Okra is at its best when prepared in the simplest of ways or eaten raw. Selecting okra is a skill no one should ignore as it’s easy to develop and critical to enjoying it. Some pods tend to be very fibrous – you’ll feel like you are chewing on tiny sticks. If you are careful when you select them, you’ll feel which ones will be tender and which might be more like bamboo floss. When preparing them, you only need to know one thing…don’t overcook it. Overcooking okra is what makes it slimy, mushy, and tasteless. Southern cooks would probably shake me like a shake n’ bake if they caught me saying this: okra does NOT need to be stewed. Not in gumbo, not in jambalaya. Do not boil it for 10 minutes; do not stew it in a sauce for a half hour. It doesn’t need to absorb spices or flavors, because its flavor is so delicate and light. Okra can simply be sautéed with salt and pepper for a few minutes, until bright green and just tender. Add it on top of a nice southern stew or gumbo for a good crunchy touch.
In this recipe, the okra is left raw and sliced into small chunks. The smaller the pod, the better it will be in raw form. Even raw okra has a touch of “slime” to it when you start cutting, but you won’t notice it in the salad. This recipe also features yellow pear tomatoes that also grow well in hotter temperatures and tend to be included in the same share from the farm. If you have to pass on the raw okra, at least try it sautéed or in its very best form….southern fried okra.

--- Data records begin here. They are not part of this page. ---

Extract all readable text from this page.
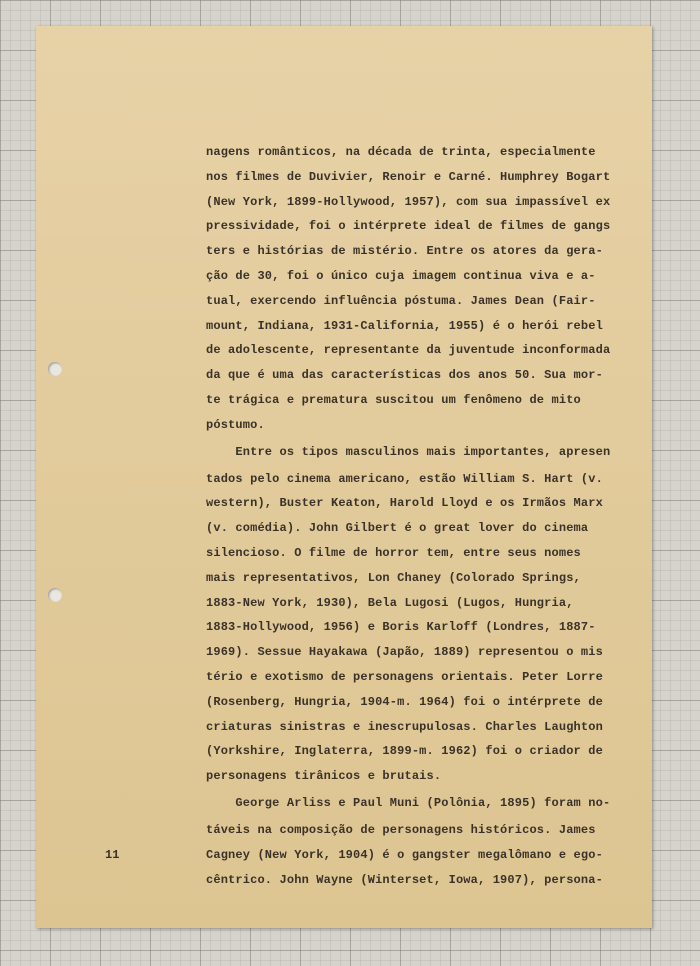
nagens românticos, na década de trinta, especialmente
nos filmes de Duvivier, Renoir e Carné. Humphrey Bogart
(New York, 1899-Hollywood, 1957), com sua impassível ex
pressividade, foi o intérprete ideal de filmes de gangs
ters e histórias de mistério. Entre os atores da gera-
ção de 30, foi o único cuja imagem continua viva e a-
tual, exercendo influência póstuma. James Dean (Fair-
mount, Indiana, 1931-California, 1955) é o herói rebel
de adolescente, representante da juventude inconformada
da que é uma das características dos anos 50. Sua mor-
te trágica e prematura suscitou um fenômeno de mito
póstumo.
Entre os tipos masculinos mais importantes, apresen
tados pelo cinema americano, estão William S. Hart (v.
western), Buster Keaton, Harold Lloyd e os Irmãos Marx
(v. comédia). John Gilbert é o great lover do cinema
silencioso. O filme de horror tem, entre seus nomes
mais representativos, Lon Chaney (Colorado Springs,
1883-New York, 1930), Bela Lugosi (Lugos, Hungria,
1883-Hollywood, 1956) e Boris Karloff (Londres, 1887-
1969). Sessue Hayakawa (Japão, 1889) representou o mis
tério e exotismo de personagens orientais. Peter Lorre
(Rosenberg, Hungria, 1904-m. 1964) foi o intérprete de
criaturas sinistras e inescrupulosas. Charles Laughton
(Yorkshire, Inglaterra, 1899-m. 1962) foi o criador de
personagens tirânicos e brutais.
George Arliss e Paul Muni (Polônia, 1895) foram no-
táveis na composição de personagens históricos. James
Cagney (New York, 1904) é o gangster megalômano e ego-
cêntrico. John Wayne (Winterset, Iowa, 1907), persona-
11
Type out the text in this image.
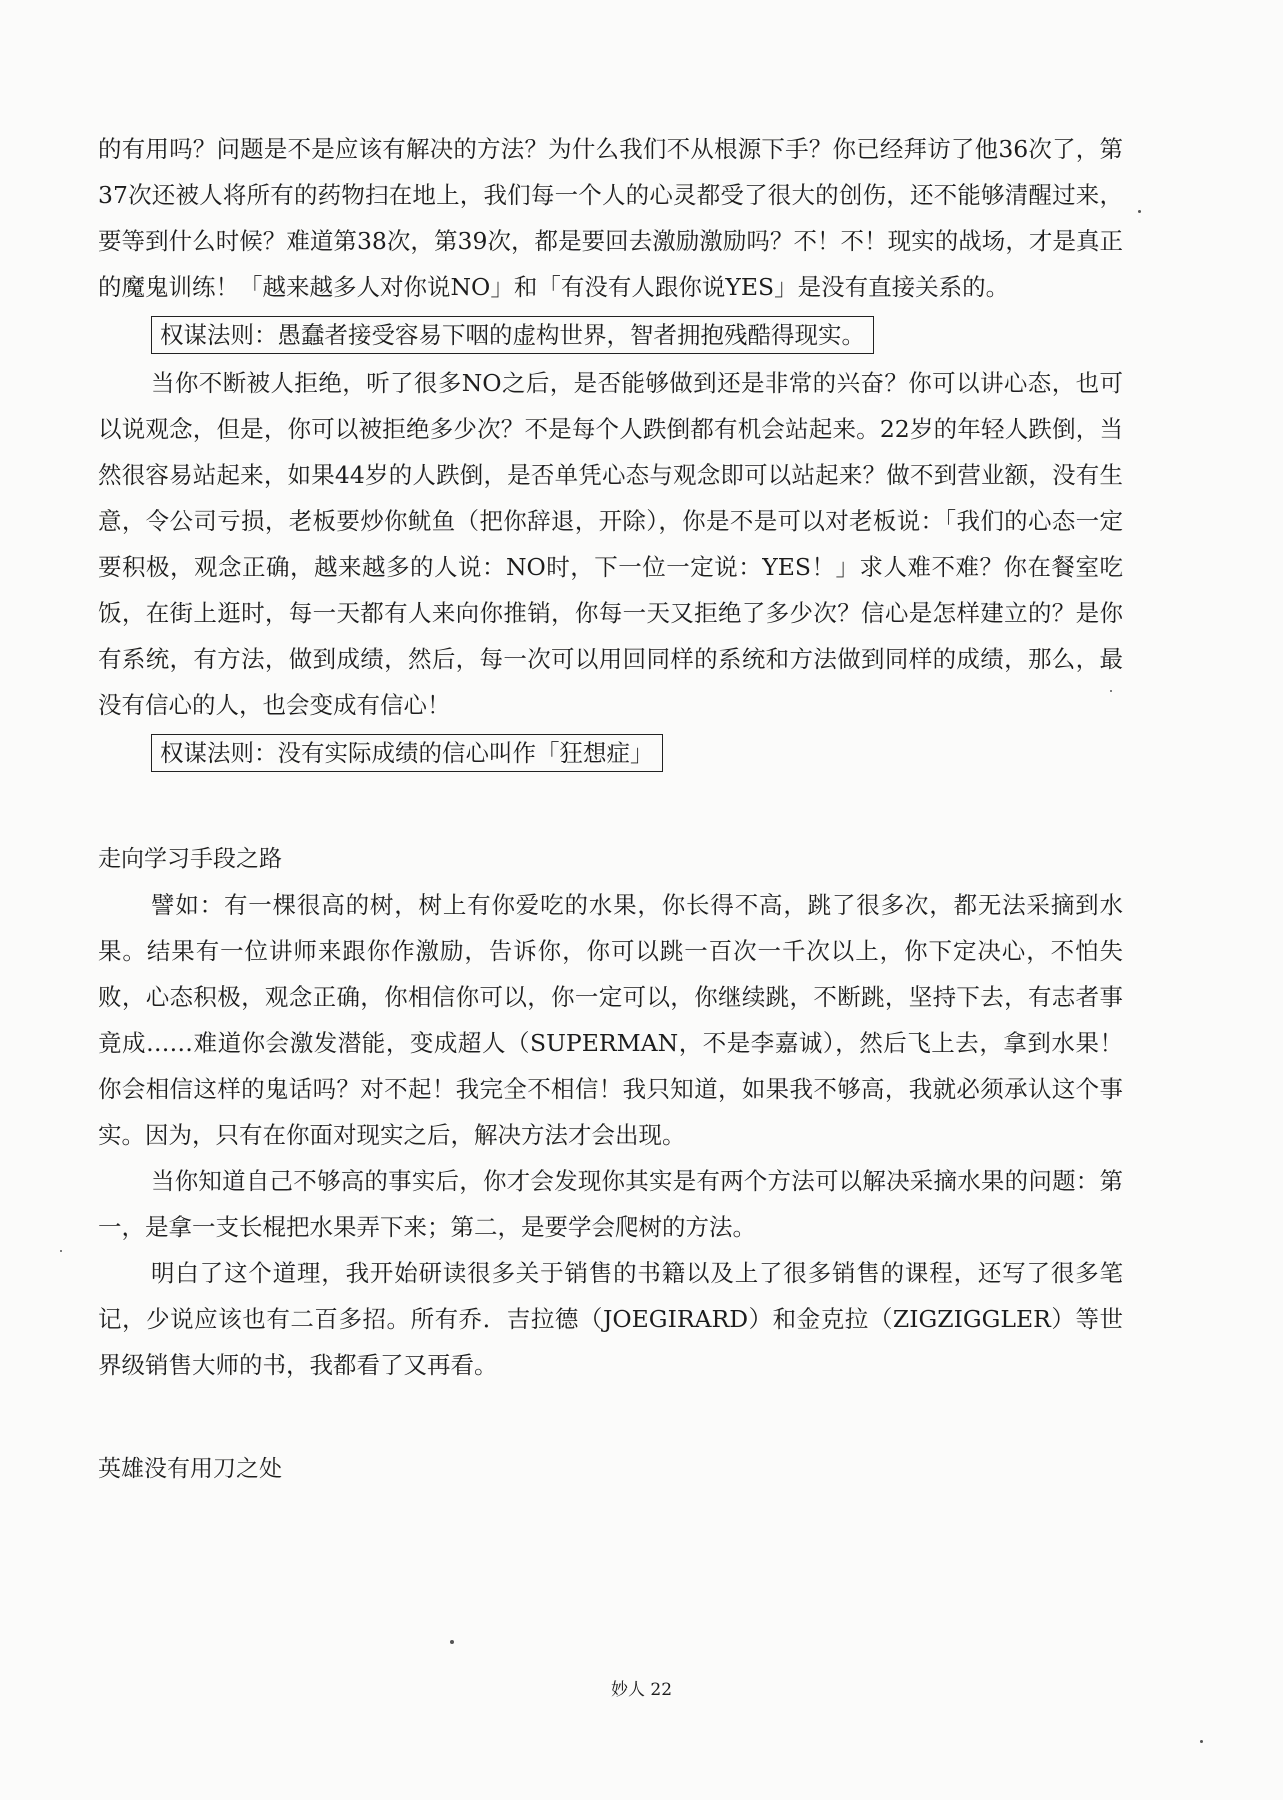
的有用吗？问题是不是应该有解决的方法？为什么我们不从根源下手？你已经拜访了他36次了，第37次还被人将所有的药物扫在地上，我们每一个人的心灵都受了很大的创伤，还不能够清醒过来，要等到什么时候？难道第38次，第39次，都是要回去激励激励吗？不！不！现实的战场，才是真正的魔鬼训练！「越来越多人对你说NO」和「有没有人跟你说YES」是没有直接关系的。

权谋法则：愚蠢者接受容易下咽的虚构世界，智者拥抱残酷得现实。

当你不断被人拒绝，听了很多NO之后，是否能够做到还是非常的兴奋？你可以讲心态，也可以说观念，但是，你可以被拒绝多少次？不是每个人跌倒都有机会站起来。22岁的年轻人跌倒，当然很容易站起来，如果44岁的人跌倒，是否单凭心态与观念即可以站起来？做不到营业额，没有生意，令公司亏损，老板要炒你鱿鱼（把你辞退，开除），你是不是可以对老板说：「我们的心态一定要积极，观念正确，越来越多的人说：NO时，下一位一定说：YES！」求人难不难？你在餐室吃饭，在街上逛时，每一天都有人来向你推销，你每一天又拒绝了多少次？信心是怎样建立的？是你有系统，有方法，做到成绩，然后，每一次可以用回同样的系统和方法做到同样的成绩，那么，最没有信心的人，也会变成有信心！

权谋法则：没有实际成绩的信心叫作「狂想症」

走向学习手段之路

譬如：有一棵很高的树，树上有你爱吃的水果，你长得不高，跳了很多次，都无法采摘到水果。结果有一位讲师来跟你作激励，告诉你，你可以跳一百次一千次以上，你下定决心，不怕失败，心态积极，观念正确，你相信你可以，你一定可以，你继续跳，不断跳，坚持下去，有志者事竟成……难道你会激发潜能，变成超人（SUPERMAN，不是李嘉诚），然后飞上去，拿到水果！你会相信这样的鬼话吗？对不起！我完全不相信！我只知道，如果我不够高，我就必须承认这个事实。因为，只有在你面对现实之后，解决方法才会出现。

当你知道自己不够高的事实后，你才会发现你其实是有两个方法可以解决采摘水果的问题：第一，是拿一支长棍把水果弄下来；第二，是要学会爬树的方法。

明白了这个道理，我开始研读很多关于销售的书籍以及上了很多销售的课程，还写了很多笔记，少说应该也有二百多招。所有乔．吉拉德（JOEGIRARD）和金克拉（ZIGZIGGLER）等世界级销售大师的书，我都看了又再看。

英雄没有用刀之处

妙人 22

Summer Quinoa Salad with Fresh Okra
For the Dressing
3 T. Red wine vinegar
2 tsp. Walnut or olive oil
2 tsp. Thyme, dried (or 1 T. fresh)
2 tsp. Dijon mustard
1 tsp. Agave nectar
¾ tsp. Salt
½ tsp. Freshly ground black pepper
For the Salad
2 c. Quinoa, cooked
1 can or 1 ½ c. cooked chickpeas (drained & rinsed if using canned)
1 c. Okra, sliced into ¼ inch pieces – stems discarded
1 c. Yellow pear tomatoes (or another small, mild variety)
¾ c. Red bell pepper, diced
¾ c. Carrots, grated
¾ c. Corn, fresh or frozen
¾ c. Cucumber, diced
Whisk all dressing ingredients together in a small bowl. Adjust seasonings to taste – for a less tart dressing, add more agave and additional salt & pepper to taste. Set aside
Combing all salad ingredients in a medium or large mixing bowl. Drizzle with dressing, stirring to coat completely. Season with additional salt and pepper if necessary.